Fading Audio to a lower level

qsnow1 wrote on 1/30/2006, 8:44 AM
I have a video that I created. The first section is composed of a few still images with some motion tracking. the second section is a video with voice, etc. I added a new audio track to place a music piece across the entier video. What I am trying to do is fade the new music track to a lower level so it doesn't overpower the voice track.

What I did which kind of worked, but isn't very smooth... I selected the music track and 'S' split it at the point where my voice track would start. On the first section of the music track I faded the volume (1 second or so from the end) and then on the second section of that split I moved the volume Db level down to where I wanted it.

The problem is that the first section fades to 0, then the second section picks back up - just not a smooth transition for a continuous audio piece. Is there a way I can actually fade the Db volume level to a different level instead of zero?

Create multiple volume points or something on the audio tracks?

Comments

dibbkd wrote on 1/30/2006, 8:57 AM
You're going to love this solution, worked great for me doing the same thing you described.

Create an audio envelope on the track you want to fade the volume on. ( I don't have Vegas with me at the moment, but it's on the menu options)

You'll then see a new line on your audio track, right click and do an "add point" in a few locations. Then you can drag the points up and down to increase or decrease volume smoothly.

This should do the trick for you.

Edit: and I should have added that using this method you don't need to Split your audio track at all.
qsnow1 wrote on 1/30/2006, 9:57 AM
Ah. that worked fantastic... I've never used the envelope tool :-)

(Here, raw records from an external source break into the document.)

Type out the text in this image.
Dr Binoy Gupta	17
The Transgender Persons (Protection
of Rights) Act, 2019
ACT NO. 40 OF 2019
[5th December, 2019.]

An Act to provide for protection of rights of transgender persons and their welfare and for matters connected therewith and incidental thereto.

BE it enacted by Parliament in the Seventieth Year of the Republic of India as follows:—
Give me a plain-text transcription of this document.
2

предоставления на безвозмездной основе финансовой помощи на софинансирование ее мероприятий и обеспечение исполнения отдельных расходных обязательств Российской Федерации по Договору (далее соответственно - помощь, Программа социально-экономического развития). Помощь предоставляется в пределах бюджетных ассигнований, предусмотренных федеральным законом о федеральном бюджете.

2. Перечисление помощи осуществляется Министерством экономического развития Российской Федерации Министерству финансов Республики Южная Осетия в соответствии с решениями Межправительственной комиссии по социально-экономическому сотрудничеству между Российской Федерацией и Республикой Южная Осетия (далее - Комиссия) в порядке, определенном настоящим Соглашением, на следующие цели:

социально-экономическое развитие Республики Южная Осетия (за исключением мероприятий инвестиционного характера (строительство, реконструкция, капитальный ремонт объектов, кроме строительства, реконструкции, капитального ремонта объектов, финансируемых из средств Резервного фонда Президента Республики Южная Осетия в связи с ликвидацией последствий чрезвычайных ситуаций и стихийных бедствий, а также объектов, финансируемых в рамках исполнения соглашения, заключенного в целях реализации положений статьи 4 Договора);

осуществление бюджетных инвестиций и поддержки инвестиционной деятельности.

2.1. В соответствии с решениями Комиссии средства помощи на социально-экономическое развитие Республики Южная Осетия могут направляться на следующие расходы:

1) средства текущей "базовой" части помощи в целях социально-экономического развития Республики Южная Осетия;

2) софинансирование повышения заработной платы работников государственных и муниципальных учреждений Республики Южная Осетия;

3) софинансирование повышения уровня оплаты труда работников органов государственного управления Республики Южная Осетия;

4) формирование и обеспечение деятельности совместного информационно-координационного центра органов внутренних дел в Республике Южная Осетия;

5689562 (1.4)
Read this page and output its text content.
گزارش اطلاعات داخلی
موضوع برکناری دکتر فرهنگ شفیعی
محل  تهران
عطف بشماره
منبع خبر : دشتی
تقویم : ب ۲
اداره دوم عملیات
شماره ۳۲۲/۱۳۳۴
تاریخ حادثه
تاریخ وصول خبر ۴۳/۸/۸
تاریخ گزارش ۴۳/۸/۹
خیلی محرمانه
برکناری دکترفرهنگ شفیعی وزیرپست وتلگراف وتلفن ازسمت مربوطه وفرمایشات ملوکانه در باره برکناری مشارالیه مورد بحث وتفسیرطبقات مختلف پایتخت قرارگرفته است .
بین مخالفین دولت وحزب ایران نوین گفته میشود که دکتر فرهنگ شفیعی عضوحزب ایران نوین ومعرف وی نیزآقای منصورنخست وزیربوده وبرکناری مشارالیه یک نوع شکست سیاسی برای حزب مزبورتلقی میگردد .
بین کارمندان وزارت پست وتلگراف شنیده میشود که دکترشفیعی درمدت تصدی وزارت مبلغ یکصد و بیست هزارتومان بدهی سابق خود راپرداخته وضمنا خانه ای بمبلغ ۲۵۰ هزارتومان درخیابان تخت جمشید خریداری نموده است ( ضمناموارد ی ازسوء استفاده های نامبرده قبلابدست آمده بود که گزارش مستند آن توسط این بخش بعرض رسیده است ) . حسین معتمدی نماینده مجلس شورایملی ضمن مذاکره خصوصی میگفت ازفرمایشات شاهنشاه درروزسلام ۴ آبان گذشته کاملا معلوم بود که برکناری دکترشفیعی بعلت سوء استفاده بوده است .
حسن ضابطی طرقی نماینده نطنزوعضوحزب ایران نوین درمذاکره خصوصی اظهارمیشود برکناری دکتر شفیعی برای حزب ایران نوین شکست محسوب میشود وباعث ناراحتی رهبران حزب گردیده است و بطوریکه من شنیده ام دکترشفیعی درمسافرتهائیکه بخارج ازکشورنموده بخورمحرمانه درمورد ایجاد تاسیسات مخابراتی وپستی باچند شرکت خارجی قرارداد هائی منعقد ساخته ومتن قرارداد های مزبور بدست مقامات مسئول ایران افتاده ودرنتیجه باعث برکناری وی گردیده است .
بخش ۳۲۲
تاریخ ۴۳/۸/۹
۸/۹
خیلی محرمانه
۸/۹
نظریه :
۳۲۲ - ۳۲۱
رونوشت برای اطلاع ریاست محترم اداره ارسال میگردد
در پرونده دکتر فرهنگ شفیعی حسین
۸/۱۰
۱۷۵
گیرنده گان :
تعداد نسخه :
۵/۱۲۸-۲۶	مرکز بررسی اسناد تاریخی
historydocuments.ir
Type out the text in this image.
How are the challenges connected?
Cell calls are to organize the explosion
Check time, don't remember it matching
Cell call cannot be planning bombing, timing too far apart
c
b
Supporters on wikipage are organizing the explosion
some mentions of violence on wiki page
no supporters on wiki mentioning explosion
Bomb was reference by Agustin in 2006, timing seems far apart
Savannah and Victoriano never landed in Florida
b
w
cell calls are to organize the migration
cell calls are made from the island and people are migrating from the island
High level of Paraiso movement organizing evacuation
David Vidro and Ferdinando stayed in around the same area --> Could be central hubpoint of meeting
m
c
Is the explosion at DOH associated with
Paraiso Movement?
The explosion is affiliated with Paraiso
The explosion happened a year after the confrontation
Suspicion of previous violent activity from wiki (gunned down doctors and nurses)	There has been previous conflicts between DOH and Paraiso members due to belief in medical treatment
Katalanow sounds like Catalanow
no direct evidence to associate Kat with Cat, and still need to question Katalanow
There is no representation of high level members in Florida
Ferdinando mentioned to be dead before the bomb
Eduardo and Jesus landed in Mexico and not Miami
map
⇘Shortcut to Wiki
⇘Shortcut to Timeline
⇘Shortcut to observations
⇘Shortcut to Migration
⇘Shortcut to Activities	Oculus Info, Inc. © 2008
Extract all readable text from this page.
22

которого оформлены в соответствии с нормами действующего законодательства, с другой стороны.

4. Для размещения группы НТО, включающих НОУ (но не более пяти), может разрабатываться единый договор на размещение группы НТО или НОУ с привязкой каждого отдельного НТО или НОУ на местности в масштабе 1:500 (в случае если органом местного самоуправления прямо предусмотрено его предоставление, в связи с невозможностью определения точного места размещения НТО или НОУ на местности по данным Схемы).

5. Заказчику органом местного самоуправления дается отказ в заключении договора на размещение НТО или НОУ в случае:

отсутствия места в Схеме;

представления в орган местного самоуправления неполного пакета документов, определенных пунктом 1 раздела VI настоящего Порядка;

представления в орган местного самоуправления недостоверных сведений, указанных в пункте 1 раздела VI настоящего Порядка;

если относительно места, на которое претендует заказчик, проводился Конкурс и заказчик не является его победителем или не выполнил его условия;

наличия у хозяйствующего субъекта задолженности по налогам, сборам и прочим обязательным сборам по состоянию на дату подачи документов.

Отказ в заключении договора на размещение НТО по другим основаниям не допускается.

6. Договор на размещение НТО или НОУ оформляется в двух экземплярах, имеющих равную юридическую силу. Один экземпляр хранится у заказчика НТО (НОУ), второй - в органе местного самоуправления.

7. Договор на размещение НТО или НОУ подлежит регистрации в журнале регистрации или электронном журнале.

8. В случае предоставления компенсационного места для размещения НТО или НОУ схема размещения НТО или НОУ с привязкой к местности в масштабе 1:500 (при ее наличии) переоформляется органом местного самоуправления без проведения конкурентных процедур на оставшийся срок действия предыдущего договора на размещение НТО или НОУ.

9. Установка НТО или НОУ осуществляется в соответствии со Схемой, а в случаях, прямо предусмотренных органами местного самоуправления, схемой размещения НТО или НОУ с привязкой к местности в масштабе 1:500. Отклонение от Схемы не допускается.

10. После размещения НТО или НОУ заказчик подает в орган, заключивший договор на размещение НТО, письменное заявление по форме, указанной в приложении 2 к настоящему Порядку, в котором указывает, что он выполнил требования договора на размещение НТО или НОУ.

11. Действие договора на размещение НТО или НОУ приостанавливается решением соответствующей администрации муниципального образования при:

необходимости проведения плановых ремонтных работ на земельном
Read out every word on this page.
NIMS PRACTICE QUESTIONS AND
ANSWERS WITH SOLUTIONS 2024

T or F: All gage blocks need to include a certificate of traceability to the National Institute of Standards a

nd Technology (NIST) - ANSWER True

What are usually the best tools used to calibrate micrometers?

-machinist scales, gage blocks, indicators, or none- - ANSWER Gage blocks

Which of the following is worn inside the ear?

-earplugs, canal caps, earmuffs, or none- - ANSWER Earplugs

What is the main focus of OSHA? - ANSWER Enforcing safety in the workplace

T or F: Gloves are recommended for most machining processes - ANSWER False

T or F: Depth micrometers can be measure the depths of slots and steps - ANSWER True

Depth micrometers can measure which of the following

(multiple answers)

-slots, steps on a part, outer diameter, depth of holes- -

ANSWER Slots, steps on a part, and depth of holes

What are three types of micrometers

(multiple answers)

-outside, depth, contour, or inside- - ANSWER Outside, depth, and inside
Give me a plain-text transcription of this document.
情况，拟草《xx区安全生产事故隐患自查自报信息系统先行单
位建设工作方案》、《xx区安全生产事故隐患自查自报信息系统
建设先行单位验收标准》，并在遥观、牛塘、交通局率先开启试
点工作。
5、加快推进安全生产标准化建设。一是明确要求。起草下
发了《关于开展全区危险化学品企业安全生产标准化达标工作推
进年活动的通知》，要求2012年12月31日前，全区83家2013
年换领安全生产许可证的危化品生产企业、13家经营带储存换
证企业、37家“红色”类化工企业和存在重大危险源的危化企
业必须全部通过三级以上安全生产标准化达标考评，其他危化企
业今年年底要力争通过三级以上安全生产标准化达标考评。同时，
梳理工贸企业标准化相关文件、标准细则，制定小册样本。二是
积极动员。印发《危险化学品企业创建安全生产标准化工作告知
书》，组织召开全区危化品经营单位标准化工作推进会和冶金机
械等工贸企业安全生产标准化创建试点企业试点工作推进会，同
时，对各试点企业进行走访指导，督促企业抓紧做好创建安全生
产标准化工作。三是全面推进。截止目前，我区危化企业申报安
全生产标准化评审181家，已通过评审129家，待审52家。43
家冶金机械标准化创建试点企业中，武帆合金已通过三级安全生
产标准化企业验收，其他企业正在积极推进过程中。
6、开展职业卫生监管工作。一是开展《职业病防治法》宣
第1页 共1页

What other functions (or places would that be used) or is the envelope tool mainly only used for audio tracks?
Tim L wrote on 1/30/2006, 4:20 PM
On audio channels, you can also enable a "pan" envelope, which is basically the balance between left and right speakers.

As I understand it, most "real" movies are recorded in mono (often with a boom mic), then the left/right separation is done in post. If you use an external shotgun mic with your camcorder, which typically is mono, and have two people speaking, you would adjust the left/right balance with the pan envelope: mostly left when the person on the left is talking, then mostly right when the other person is talking.

You could also use the pan envelope to have a sound effect pan from left to right: a car driving by, for example, or somebody walking or running from one side to the other (or, I suppose, rockets or bullets whizzing past from left to right).

On the "full" version of Vegas, they have a "velocity envelope" for video tracks. The middle of the setting is normal playback, and you can add points and adjust the envelope to play back in fast motion or slow motion, etc. This makes it easy (or so I hear) to smoothly ramp up or down on playback speed -- like the effects you sometimes see on the Amazing Race or Survivor, where they speed up real fast for a few seconds and then taper back down to normal speed.